![image.png](attachment:image.png)



*Note: Apache Spark is trade mark of Apache Software Foundation*

# RDD Operations

There are two types of operations on RDDs:

 - Transformations
 - Actions
 
The first type of operation is called a transformation. You can create new RDDs from existing RDDs by applying what are called transformations. For example, to get an RDD containing only the lines containing the word ‘error’, you can apply a filter transformation to the original RDD. 


Some examples of transformations are:
- map - runs a function over each element of an RDD
- flatMap - runs a function where the output of each element may not be a single element
- groupByKey - data is grouped according to a key value
- union - takes the set union of two RDDs

In case an RDD is lost during computation, Spark can recreate it using its transformation history (lineage). For example, in the above diagram, if RDD 3 is lost due to a power failure or a memory error, Spark will refer to the lineage chart, and recover RDD 3 by applying a transformation on RDD 2.

![image.png](attachment:image.png)

Thus, the lineage enables Spark to achieve fault-tolerance. This is precisely why they are termed resilient datasets. Note that the lineage stores details of the transformations, not the data itself. Once the transformations leading up to an RDD are known, any stage (representing a subset of the original data) can be recreated.

The second type of operation is called an action. An action usually involves operations like counting or saving to disk. Actions trigger all the transformations behind it.

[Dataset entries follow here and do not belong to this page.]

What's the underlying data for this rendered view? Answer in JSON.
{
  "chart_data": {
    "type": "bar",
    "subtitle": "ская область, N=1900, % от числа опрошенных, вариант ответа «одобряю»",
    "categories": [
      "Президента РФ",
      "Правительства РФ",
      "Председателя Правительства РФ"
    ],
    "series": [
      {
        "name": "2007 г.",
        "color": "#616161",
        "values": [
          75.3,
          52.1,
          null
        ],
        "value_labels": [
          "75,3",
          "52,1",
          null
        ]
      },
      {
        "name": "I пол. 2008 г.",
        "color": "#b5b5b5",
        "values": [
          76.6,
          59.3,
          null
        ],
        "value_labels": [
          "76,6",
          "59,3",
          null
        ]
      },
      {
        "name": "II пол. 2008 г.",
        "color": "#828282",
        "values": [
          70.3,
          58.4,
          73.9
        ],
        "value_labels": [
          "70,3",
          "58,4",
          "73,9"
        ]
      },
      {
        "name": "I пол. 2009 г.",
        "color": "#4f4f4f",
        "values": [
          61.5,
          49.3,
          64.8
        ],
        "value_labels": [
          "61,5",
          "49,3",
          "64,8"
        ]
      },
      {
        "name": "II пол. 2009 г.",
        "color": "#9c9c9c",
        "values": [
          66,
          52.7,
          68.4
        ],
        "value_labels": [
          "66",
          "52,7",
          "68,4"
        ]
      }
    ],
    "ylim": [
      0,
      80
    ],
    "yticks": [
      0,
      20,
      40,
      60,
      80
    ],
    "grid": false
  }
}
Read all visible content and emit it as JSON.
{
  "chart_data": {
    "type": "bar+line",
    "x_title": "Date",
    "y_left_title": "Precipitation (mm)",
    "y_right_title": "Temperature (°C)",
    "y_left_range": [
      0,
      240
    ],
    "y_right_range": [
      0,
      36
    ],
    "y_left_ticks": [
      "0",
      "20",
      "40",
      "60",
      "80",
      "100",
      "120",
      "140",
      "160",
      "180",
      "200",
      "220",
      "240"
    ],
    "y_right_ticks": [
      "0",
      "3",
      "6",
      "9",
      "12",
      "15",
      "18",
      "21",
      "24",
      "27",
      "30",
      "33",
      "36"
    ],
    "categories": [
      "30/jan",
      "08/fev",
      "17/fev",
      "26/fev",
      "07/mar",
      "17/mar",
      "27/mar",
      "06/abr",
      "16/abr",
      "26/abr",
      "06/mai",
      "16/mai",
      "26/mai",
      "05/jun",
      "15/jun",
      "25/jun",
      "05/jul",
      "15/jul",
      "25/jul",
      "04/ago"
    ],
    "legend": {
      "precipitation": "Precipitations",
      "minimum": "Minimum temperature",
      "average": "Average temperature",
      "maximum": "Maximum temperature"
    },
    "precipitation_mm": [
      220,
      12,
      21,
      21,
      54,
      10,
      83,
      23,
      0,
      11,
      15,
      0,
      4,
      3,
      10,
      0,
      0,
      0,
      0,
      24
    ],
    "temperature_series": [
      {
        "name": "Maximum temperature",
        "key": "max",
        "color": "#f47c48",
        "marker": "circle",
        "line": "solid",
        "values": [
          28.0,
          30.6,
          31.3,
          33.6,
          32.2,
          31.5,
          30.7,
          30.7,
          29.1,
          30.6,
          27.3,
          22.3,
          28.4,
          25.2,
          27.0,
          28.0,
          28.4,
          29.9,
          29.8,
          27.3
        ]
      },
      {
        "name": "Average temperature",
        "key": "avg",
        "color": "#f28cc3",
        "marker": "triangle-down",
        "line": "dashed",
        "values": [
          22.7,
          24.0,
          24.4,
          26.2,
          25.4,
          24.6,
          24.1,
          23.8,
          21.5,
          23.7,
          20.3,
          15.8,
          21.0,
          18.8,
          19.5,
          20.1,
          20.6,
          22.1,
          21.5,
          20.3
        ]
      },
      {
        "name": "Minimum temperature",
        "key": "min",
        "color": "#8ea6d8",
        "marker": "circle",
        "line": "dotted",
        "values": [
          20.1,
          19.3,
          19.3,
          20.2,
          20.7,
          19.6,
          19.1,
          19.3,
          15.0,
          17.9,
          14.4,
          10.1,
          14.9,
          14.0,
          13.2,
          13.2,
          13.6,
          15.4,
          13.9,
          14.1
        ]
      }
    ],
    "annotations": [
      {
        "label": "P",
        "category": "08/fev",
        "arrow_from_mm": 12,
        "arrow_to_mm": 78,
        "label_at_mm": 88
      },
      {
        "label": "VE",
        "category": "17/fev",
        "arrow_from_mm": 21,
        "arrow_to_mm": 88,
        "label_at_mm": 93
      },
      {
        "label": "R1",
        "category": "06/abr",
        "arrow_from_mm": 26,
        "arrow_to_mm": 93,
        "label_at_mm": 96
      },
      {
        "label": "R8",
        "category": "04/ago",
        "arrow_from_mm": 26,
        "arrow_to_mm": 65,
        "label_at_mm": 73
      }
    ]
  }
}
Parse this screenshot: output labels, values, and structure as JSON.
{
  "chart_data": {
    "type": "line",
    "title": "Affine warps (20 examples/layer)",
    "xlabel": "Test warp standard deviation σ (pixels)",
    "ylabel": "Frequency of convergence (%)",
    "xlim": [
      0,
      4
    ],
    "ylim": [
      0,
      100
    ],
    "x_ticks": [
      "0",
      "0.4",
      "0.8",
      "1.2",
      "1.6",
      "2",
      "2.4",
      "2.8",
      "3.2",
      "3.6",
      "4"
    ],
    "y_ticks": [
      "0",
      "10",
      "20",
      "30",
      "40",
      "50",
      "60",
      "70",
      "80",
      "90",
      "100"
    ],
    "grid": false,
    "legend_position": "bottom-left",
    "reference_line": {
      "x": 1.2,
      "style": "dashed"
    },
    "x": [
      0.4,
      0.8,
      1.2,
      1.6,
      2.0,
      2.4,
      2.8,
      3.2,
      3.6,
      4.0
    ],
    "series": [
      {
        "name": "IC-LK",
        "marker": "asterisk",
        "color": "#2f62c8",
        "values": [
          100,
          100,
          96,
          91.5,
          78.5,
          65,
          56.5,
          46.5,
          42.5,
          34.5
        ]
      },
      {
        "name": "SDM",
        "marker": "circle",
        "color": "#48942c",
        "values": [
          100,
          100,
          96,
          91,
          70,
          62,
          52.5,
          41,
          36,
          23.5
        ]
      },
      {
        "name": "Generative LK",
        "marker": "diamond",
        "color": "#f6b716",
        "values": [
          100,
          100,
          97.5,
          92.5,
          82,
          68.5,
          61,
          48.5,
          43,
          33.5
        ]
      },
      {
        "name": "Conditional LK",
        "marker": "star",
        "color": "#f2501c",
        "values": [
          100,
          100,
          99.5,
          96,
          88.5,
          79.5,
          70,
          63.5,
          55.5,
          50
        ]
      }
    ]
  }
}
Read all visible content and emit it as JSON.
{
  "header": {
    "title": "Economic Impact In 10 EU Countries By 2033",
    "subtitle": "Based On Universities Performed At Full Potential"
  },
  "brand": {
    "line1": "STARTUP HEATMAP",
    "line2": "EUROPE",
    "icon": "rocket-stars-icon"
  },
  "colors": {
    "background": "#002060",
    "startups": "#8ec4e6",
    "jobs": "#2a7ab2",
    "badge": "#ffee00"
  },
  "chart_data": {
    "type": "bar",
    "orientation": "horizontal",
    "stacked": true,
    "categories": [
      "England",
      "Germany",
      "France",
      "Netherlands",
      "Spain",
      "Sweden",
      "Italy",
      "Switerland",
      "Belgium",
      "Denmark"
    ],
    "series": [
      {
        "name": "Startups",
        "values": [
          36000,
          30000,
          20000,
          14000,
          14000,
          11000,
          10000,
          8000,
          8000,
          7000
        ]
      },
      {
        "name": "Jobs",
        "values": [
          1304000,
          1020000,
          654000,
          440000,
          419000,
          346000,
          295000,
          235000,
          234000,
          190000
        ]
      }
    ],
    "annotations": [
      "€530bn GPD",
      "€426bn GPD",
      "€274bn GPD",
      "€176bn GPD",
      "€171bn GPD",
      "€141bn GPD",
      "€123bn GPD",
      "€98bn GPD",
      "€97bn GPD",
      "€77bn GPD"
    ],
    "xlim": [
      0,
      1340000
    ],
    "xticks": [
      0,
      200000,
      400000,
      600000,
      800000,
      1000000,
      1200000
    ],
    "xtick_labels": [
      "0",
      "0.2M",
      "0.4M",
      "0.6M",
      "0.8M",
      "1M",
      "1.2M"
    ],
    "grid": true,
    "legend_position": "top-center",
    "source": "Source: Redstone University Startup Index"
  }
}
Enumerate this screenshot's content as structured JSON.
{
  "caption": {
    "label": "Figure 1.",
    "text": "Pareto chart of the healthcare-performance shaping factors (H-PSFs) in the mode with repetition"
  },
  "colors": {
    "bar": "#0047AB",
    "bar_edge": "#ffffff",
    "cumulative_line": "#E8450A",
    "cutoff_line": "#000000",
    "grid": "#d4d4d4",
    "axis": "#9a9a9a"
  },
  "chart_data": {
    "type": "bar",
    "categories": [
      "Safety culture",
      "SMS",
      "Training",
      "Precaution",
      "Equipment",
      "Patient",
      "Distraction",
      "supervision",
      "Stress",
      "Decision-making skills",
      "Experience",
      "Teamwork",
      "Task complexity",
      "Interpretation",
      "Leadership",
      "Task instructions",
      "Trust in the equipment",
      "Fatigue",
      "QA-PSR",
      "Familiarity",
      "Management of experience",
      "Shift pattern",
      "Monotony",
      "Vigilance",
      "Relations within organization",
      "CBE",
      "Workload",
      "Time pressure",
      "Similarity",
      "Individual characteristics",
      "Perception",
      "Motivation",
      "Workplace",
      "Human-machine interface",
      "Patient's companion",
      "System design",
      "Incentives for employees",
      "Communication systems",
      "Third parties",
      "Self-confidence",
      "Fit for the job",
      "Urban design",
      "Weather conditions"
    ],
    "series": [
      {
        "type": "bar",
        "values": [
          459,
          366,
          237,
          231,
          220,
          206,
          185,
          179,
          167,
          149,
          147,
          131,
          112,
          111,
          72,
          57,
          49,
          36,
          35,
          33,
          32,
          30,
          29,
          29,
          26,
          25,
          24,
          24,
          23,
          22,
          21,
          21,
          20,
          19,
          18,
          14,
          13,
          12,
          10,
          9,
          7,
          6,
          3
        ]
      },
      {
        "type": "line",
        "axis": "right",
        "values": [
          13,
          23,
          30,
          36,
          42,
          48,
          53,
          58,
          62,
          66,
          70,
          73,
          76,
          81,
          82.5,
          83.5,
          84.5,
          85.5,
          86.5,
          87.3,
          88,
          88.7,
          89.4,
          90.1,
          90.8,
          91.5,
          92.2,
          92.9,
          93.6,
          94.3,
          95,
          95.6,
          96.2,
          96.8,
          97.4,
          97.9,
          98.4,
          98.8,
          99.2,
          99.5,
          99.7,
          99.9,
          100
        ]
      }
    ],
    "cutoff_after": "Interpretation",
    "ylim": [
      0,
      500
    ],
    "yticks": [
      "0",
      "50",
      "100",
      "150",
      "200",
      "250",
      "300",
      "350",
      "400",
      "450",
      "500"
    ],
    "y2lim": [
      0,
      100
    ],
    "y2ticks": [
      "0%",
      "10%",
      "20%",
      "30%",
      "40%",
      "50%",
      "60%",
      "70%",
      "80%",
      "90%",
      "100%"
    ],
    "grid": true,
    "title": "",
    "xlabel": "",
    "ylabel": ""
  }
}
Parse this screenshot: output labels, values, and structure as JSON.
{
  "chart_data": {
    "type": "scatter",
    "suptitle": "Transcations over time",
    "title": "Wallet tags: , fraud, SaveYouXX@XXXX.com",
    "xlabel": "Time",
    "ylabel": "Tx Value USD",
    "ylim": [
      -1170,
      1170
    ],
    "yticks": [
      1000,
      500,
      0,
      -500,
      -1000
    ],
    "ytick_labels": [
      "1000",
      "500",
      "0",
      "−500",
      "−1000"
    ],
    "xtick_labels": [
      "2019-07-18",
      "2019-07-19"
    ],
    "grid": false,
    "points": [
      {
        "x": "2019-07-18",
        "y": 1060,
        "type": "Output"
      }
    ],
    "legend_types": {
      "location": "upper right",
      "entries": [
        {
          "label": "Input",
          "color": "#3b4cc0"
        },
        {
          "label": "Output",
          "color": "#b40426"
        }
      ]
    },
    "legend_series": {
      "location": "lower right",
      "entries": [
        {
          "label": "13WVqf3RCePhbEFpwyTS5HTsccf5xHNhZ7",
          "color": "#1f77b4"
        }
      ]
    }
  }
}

Some examples of actions are:
- count - counts the number of elements in the RDD
- collect - persists the RDD to a local machine
- reduce - reduces the elements through an aggregation function. The most common type of reduce function is a sum

The main difference between transformations and actions is that actions return a value or export data to a system, whereas transformations always return new RDDs. Also, transformations are not evaluated until an action is called (they just sit there, waiting to be executed). This property of Spark optimizes its computation, and is called ‘Lazy Evaluation’. Due to this property, Spark does not perform unnecessary computation. More specifically, it performs computation only when a final result is required.


Let's try to run some transformations and actions now.

### Loading SparkConf and SparkContext

In [None]:
# loading SparkContext and SparkConf from the library pyspark
# Setting the application name and cluster mode using SparkConf

from pyspark import SparkConf,SparkContext
conf = SparkConf().setMaster("YARN").setAppName("RDD Operations")
sc = SparkContext().getOrCreate(conf=conf)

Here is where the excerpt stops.